“Yes; I can hold it down now—so far as boiling over suddenly is concerned. But doing it makes me ugly and bitter inside; makes me chew over a thing until I can’t tell right from wrong in it.... I mean when things are fair and when they’re not. I guess you can see what I’m trying to get at?”

“Yep, I guess I do,” Dick acknowledged. “You’ve chewed over all the things the O. C. folks have been doing or trying to do to us, and it has made you mad inside. So it has me.” Then he grew thoughtful again, working his way back to the thing that was waiting to be decided. When the back-tracking was accomplished he drove a small wedge into the one little crack that offered itself.

“I’m just wondering what Mr. Ackerman would do if he knew all that we know,” he threw out.

“You needn’t wonder about that,” Larry interposed quickly. “The chief stands up so straight that he leans over backward—you know he does. He’d give those O. C. people the benefit of the doubt, every time. No, it’s up to us, Dick. If we keep still about this cave he’ll dynamite the dam, because, so far as he will know, it will be the only thing that can be done. If we tell him, he’ll dynamite this cave outlet, instead—naturally.”

Dick brought his teeth together with a little snap and looked away.

“I’m for keeping still, Larry.
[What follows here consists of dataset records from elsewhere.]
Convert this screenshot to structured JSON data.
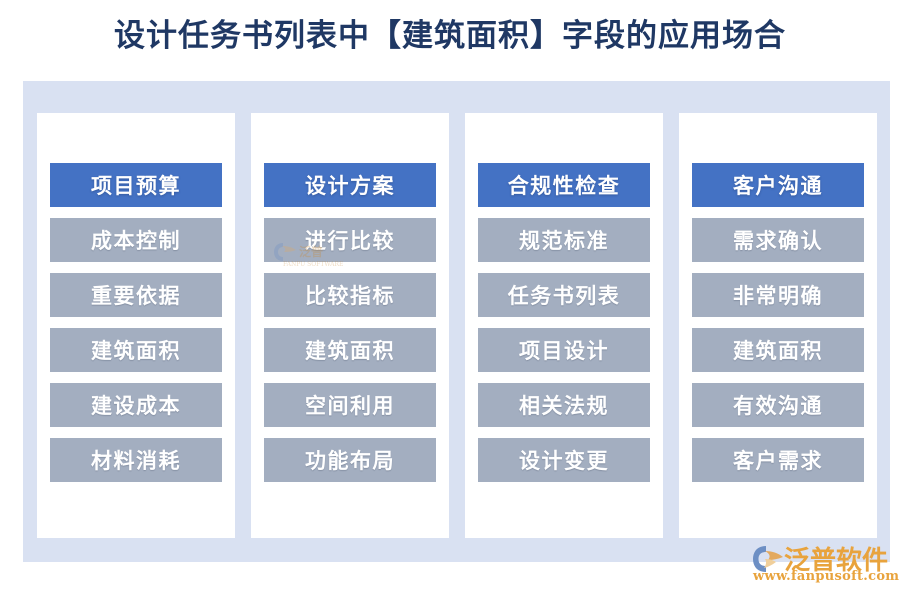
{
  "page": {
    "title": "设计任务书列表中【建筑面积】字段的应用场合",
    "background_color": "#ffffff",
    "panel_color": "#d9e1f2",
    "card_color": "#ffffff",
    "header_color": "#4472c4",
    "item_color": "#a3aec0",
    "title_color": "#1f3864",
    "brand_color": "#e8a33d"
  },
  "columns": [
    {
      "header": "项目预算",
      "items": [
        "成本控制",
        "重要依据",
        "建筑面积",
        "建设成本",
        "材料消耗"
      ]
    },
    {
      "header": "设计方案",
      "items": [
        "进行比较",
        "比较指标",
        "建筑面积",
        "空间利用",
        "功能布局"
      ]
    },
    {
      "header": "合规性检查",
      "items": [
        "规范标准",
        "任务书列表",
        "项目设计",
        "相关法规",
        "设计变更"
      ]
    },
    {
      "header": "客户沟通",
      "items": [
        "需求确认",
        "非常明确",
        "建筑面积",
        "有效沟通",
        "客户需求"
      ]
    }
  ],
  "brand": {
    "name": "泛普软件",
    "url": "www.fanpusoft.com",
    "mark": "fanpu-swoosh-icon"
  }
}
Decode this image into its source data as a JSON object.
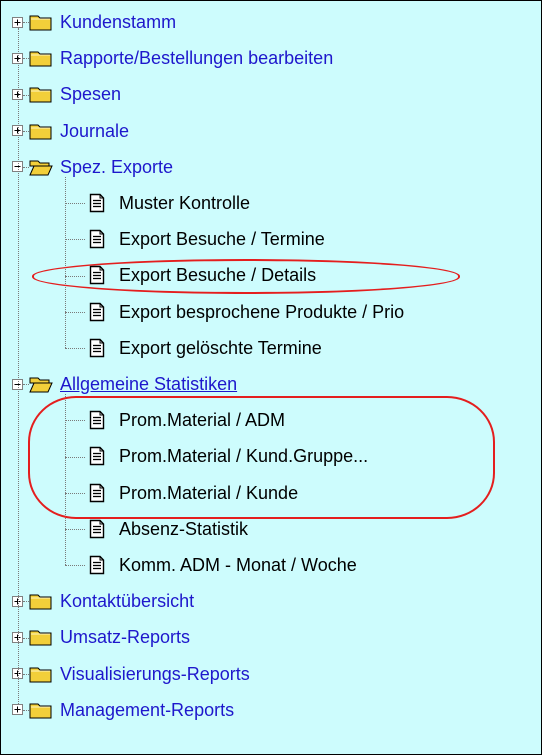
{
  "tree": {
    "nodes": [
      {
        "id": "kundenstamm",
        "label": "Kundenstamm",
        "type": "folder",
        "state": "collapsed"
      },
      {
        "id": "rapporte",
        "label": "Rapporte/Bestellungen bearbeiten",
        "type": "folder",
        "state": "collapsed"
      },
      {
        "id": "spesen",
        "label": "Spesen",
        "type": "folder",
        "state": "collapsed"
      },
      {
        "id": "journale",
        "label": "Journale",
        "type": "folder",
        "state": "collapsed"
      },
      {
        "id": "spez-exporte",
        "label": "Spez. Exporte",
        "type": "folder",
        "state": "expanded",
        "children": [
          {
            "id": "muster-kontrolle",
            "label": "Muster Kontrolle",
            "type": "document"
          },
          {
            "id": "export-besuche-termine",
            "label": "Export Besuche / Termine",
            "type": "document"
          },
          {
            "id": "export-besuche-details",
            "label": "Export Besuche / Details",
            "type": "document",
            "circled": true
          },
          {
            "id": "export-besprochene",
            "label": "Export besprochene Produkte / Prio",
            "type": "document"
          },
          {
            "id": "export-geloeschte",
            "label": "Export gelöschte Termine",
            "type": "document"
          }
        ]
      },
      {
        "id": "allgemeine-statistiken",
        "label": "Allgemeine Statistiken",
        "type": "folder",
        "state": "expanded",
        "highlighted": true,
        "children": [
          {
            "id": "prom-adm",
            "label": "Prom.Material / ADM",
            "type": "document",
            "circled": true
          },
          {
            "id": "prom-kund-gruppe",
            "label": "Prom.Material / Kund.Gruppe...",
            "type": "document",
            "circled": true
          },
          {
            "id": "prom-kunde",
            "label": "Prom.Material / Kunde",
            "type": "document",
            "circled": true
          },
          {
            "id": "absenz",
            "label": "Absenz-Statistik",
            "type": "document"
          },
          {
            "id": "komm-adm",
            "label": "Komm. ADM  - Monat / Woche",
            "type": "document"
          }
        ]
      },
      {
        "id": "kontakt",
        "label": "Kontaktübersicht",
        "type": "folder",
        "state": "collapsed"
      },
      {
        "id": "umsatz",
        "label": "Umsatz-Reports",
        "type": "folder",
        "state": "collapsed"
      },
      {
        "id": "visualisierung",
        "label": "Visualisierungs-Reports",
        "type": "folder",
        "state": "collapsed"
      },
      {
        "id": "management",
        "label": "Management-Reports",
        "type": "folder",
        "state": "collapsed"
      }
    ]
  },
  "colors": {
    "background": "#cdfcfd",
    "folder_label": "#1e17cc",
    "document_label": "#000000",
    "folder_icon": "#f2cf3a",
    "annotation_ring": "#e41e1e"
  },
  "icons": {
    "expand": "plus-box-icon",
    "collapse": "minus-box-icon",
    "folder_closed": "folder-icon",
    "folder_open": "folder-open-icon",
    "document": "document-icon"
  }
}
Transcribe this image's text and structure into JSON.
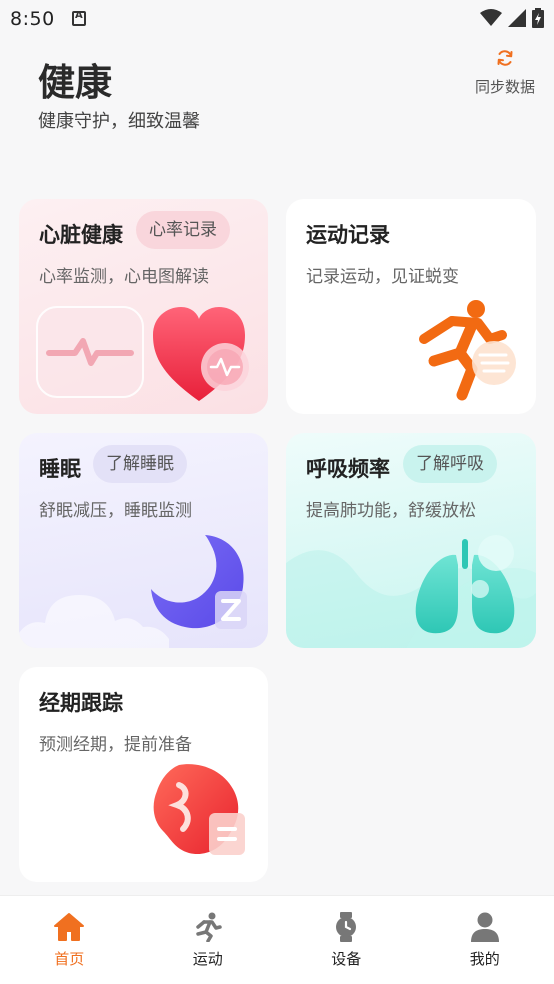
{
  "status_bar": {
    "time": "8:50"
  },
  "header": {
    "title": "健康",
    "subtitle": "健康守护，细致温馨",
    "sync_label": "同步数据"
  },
  "cards": {
    "heart": {
      "title": "心脏健康",
      "tag": "心率记录",
      "desc": "心率监测，心电图解读"
    },
    "sport": {
      "title": "运动记录",
      "desc": "记录运动，见证蜕变"
    },
    "sleep": {
      "title": "睡眠",
      "tag": "了解睡眠",
      "desc": "舒眠减压，睡眠监测"
    },
    "breath": {
      "title": "呼吸频率",
      "tag": "了解呼吸",
      "desc": "提高肺功能，舒缓放松"
    },
    "period": {
      "title": "经期跟踪",
      "desc": "预测经期，提前准备"
    }
  },
  "nav": {
    "items": [
      {
        "label": "首页",
        "icon": "home-icon",
        "active": true
      },
      {
        "label": "运动",
        "icon": "running-icon",
        "active": false
      },
      {
        "label": "设备",
        "icon": "watch-icon",
        "active": false
      },
      {
        "label": "我的",
        "icon": "user-icon",
        "active": false
      }
    ]
  },
  "colors": {
    "accent": "#f07020",
    "heart": "#ef3f55",
    "sleep": "#6a5cf0",
    "breath": "#3fd6c4",
    "sport": "#f26a12",
    "period": "#ef3b3b"
  }
}
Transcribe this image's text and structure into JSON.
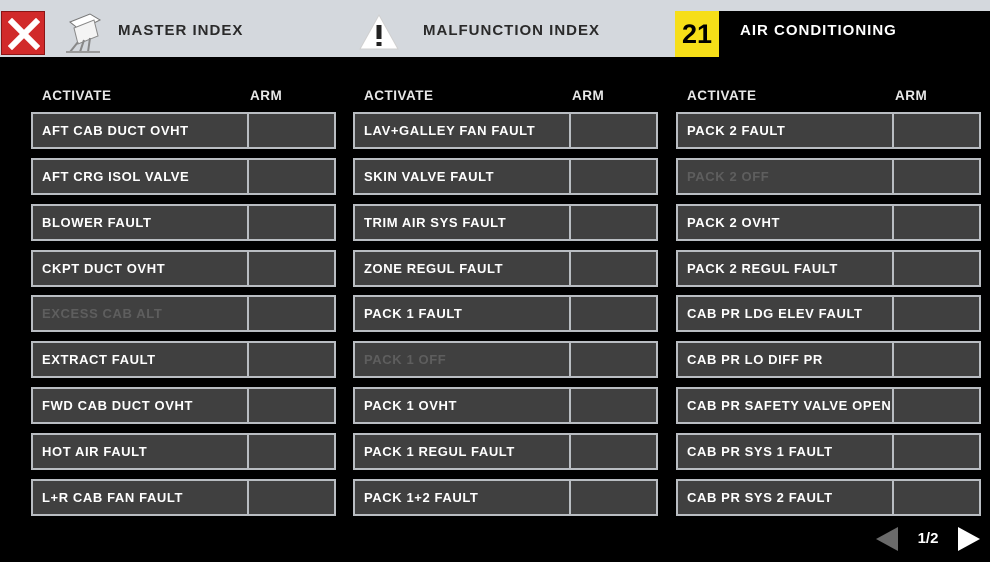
{
  "header": {
    "master_index_label": "MASTER INDEX",
    "malfunction_index_label": "MALFUNCTION INDEX",
    "chapter_number": "21",
    "chapter_title": "AIR CONDITIONING",
    "close_color": "#d12a2a",
    "badge_color": "#f6de18",
    "icons": [
      "close-icon",
      "aircraft-icon",
      "warning-icon"
    ]
  },
  "columns": [
    {
      "activate_header": "ACTIVATE",
      "arm_header": "ARM",
      "items": [
        {
          "label": "AFT CAB DUCT OVHT",
          "enabled": true
        },
        {
          "label": "AFT CRG ISOL VALVE",
          "enabled": true
        },
        {
          "label": "BLOWER FAULT",
          "enabled": true
        },
        {
          "label": "CKPT DUCT OVHT",
          "enabled": true
        },
        {
          "label": "EXCESS CAB ALT",
          "enabled": false
        },
        {
          "label": "EXTRACT FAULT",
          "enabled": true
        },
        {
          "label": "FWD CAB DUCT OVHT",
          "enabled": true
        },
        {
          "label": "HOT AIR FAULT",
          "enabled": true
        },
        {
          "label": "L+R CAB FAN FAULT",
          "enabled": true
        }
      ]
    },
    {
      "activate_header": "ACTIVATE",
      "arm_header": "ARM",
      "items": [
        {
          "label": "LAV+GALLEY FAN FAULT",
          "enabled": true
        },
        {
          "label": "SKIN VALVE FAULT",
          "enabled": true
        },
        {
          "label": "TRIM AIR SYS FAULT",
          "enabled": true
        },
        {
          "label": "ZONE REGUL FAULT",
          "enabled": true
        },
        {
          "label": "PACK 1 FAULT",
          "enabled": true
        },
        {
          "label": "PACK 1 OFF",
          "enabled": false
        },
        {
          "label": "PACK 1 OVHT",
          "enabled": true
        },
        {
          "label": "PACK 1 REGUL FAULT",
          "enabled": true
        },
        {
          "label": "PACK 1+2 FAULT",
          "enabled": true
        }
      ]
    },
    {
      "activate_header": "ACTIVATE",
      "arm_header": "ARM",
      "items": [
        {
          "label": "PACK 2 FAULT",
          "enabled": true
        },
        {
          "label": "PACK 2 OFF",
          "enabled": false
        },
        {
          "label": "PACK 2 OVHT",
          "enabled": true
        },
        {
          "label": "PACK 2 REGUL FAULT",
          "enabled": true
        },
        {
          "label": "CAB PR LDG ELEV FAULT",
          "enabled": true
        },
        {
          "label": "CAB PR LO DIFF PR",
          "enabled": true
        },
        {
          "label": "CAB PR SAFETY VALVE OPEN",
          "enabled": true
        },
        {
          "label": "CAB PR SYS 1 FAULT",
          "enabled": true
        },
        {
          "label": "CAB PR SYS 2 FAULT",
          "enabled": true
        }
      ]
    }
  ],
  "pagination": {
    "page_text": "1/2",
    "icons": [
      "prev-page-icon",
      "next-page-icon"
    ]
  }
}
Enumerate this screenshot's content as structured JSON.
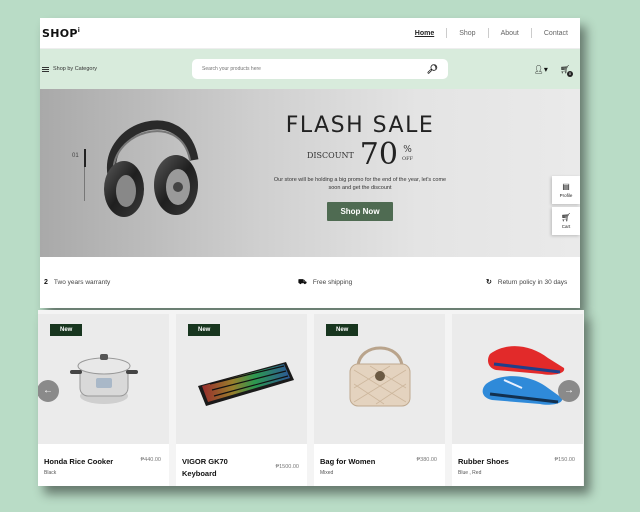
{
  "brand": {
    "logo": "SHOP",
    "logo_mark": "i"
  },
  "nav": {
    "links": [
      "Home",
      "Shop",
      "About",
      "Contact"
    ],
    "active": "Home"
  },
  "searchbar": {
    "category_label": "Shop by Category",
    "placeholder": "Search your products here",
    "icons": [
      "search-icon",
      "user-icon",
      "cart-icon"
    ],
    "cart_count": "0"
  },
  "hero": {
    "slide_index": "01",
    "title": "FLASH SALE",
    "discount_word": "DISCOUNT",
    "discount_value": "70",
    "discount_symbol": "%",
    "discount_off": "OFF",
    "promo_text": "Our store will be holding a big promo for the end of the year, let's come soon and get the discount",
    "cta": "Shop Now"
  },
  "side_tabs": [
    {
      "label": "Profile",
      "icon": "profile-icon"
    },
    {
      "label": "Cart",
      "icon": "cart-icon"
    }
  ],
  "features": [
    {
      "label": "Two years warranty",
      "icon_text": "2"
    },
    {
      "label": "Free shipping",
      "icon": "truck-icon"
    },
    {
      "label": "Return policy in 30 days",
      "icon": "return-icon"
    }
  ],
  "products": [
    {
      "badge": "New",
      "name": "Honda Rice Cooker",
      "price": "₱440.00",
      "variant": "Black"
    },
    {
      "badge": "New",
      "name": "VIGOR GK70 Keyboard",
      "price": "₱1500.00",
      "variant": ""
    },
    {
      "badge": "New",
      "name": "Bag for Women",
      "price": "₱380.00",
      "variant": "Mixed"
    },
    {
      "badge": "",
      "name": "Rubber Shoes",
      "price": "₱150.00",
      "variant": "Blue , Red"
    }
  ],
  "colors": {
    "page_bg": "#b9dcc6",
    "search_row_bg": "#d8ebdc",
    "accent_dark_green": "#18361f",
    "cta_green": "#4f6b52"
  }
}
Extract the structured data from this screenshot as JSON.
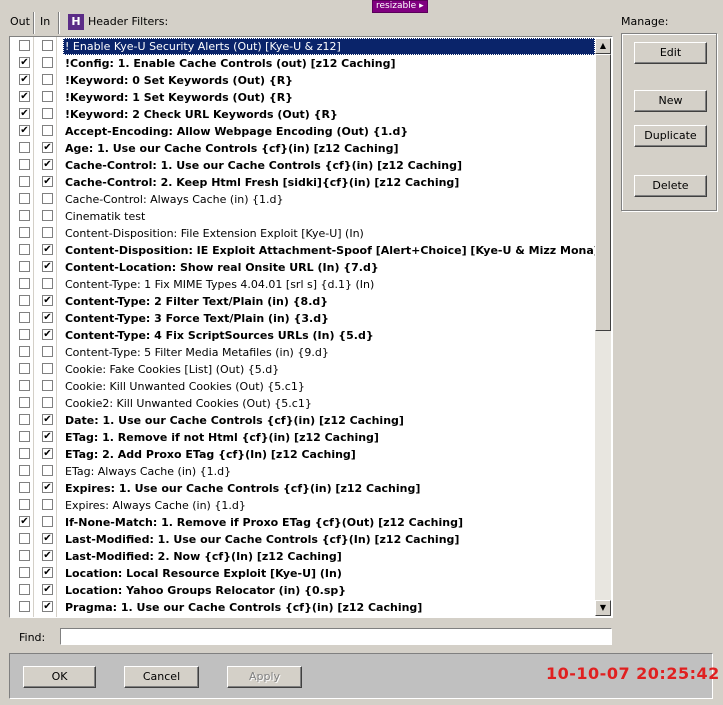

Those scamps down yonder need a lesson in fair play.”

Larry got up from his seat on the stone ledge and snuffed the candle with his fingers.

“All right; I’m with you,” he said shortly. And then they made their way out to daylight.

Discoveries a-plenty were awaiting them when they reached the outer air. One was that they had spent a lot more time in the cave than they thought they had and it was now late in the afternoon. Others were that both Mr. Ackerman, and Goldrick, the assistant, were on the ground, and that a telephone connection had been re-established with the camps below the dam.